Kendi fikirlerini zorla kabul ettirmeye çalışan, bunu yaparken de sözle sürekli karşı tarafı taciz eden tartışmacı bir ruhu da Allah beğenmediğini bizlere Kuran’da bildirmektedir. Ilımlı, herkese söz hakkı tanıyan, doğruya yumuşak sözle, sevgiyle davet eden bir üslup Kuran’ın üslubudur. Karşısındaki kişiyi rencide etmekten kaçınan, sürekli onore edip, onun da haklı yönlerini ön plana çıkartan bir konuşmada iki taraf arasındaki sorunlar hızla çözülecek ve gereksiz bir tartışma zeminine de mahal verilmemiş olacaktır. Tartışmak hem kişinin kendisini çok yorar, herkesi rahatsız eder, daha da önemlisi iki taraf arasındaki sevgiyi zedeler. Halbuki Allah Müslümanların arasında ayrılık ve fitne olmaması için karşılıklı sevginin, saygının, merhametin, affediciliğin, birliğin, beraberliğin esas alınması gerektiğine Kuran’da çok kere dikkat çekmektedir.

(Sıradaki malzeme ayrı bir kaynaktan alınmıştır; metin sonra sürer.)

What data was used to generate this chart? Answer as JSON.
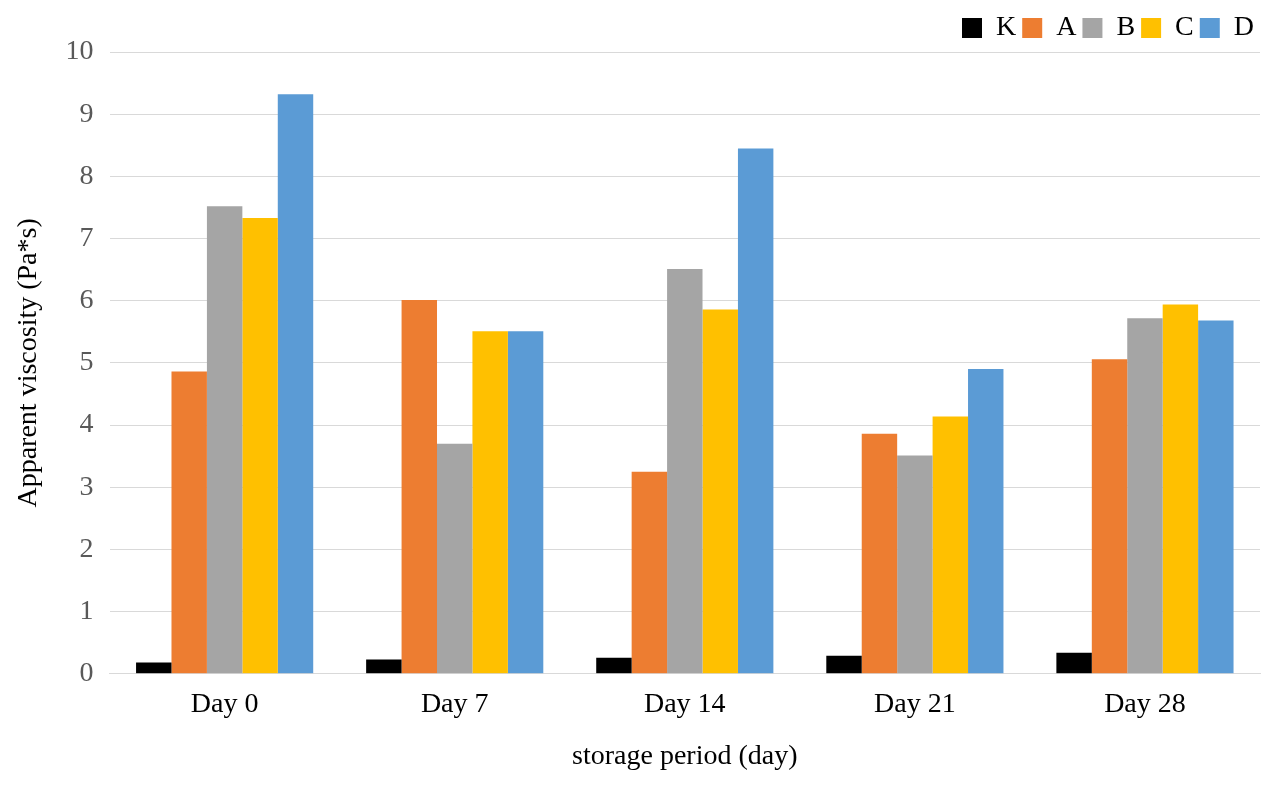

Tartışma isteği insanın fıtratında vardır, öfkelenmek insanın fıtratında vardır, üzülmek de, küsmek de, darılmak da, materyalist bir hırs ve rekabet içerisinde olmak da insanın nefsinde vardır. Bunların hepsi herkesin bildiği, tanıdığı ve hayatı boyunca nefsinde barındırdığı olumsuz özelliklerdir ama akıllı, şuurlu, iradeli, Allah’ı seven, Allah’tan korkan bir Müslüman nefsinin kendisini bu olumsuzluklara yönlendirmesine asla izin vermez.
Bir Müslüman nefsinin Allah’ın rızasının önüne geçmemesi için çalışır. Her ne olayla karşılaşırsa karşılaşsın Kuran ahlakından taviz vermez.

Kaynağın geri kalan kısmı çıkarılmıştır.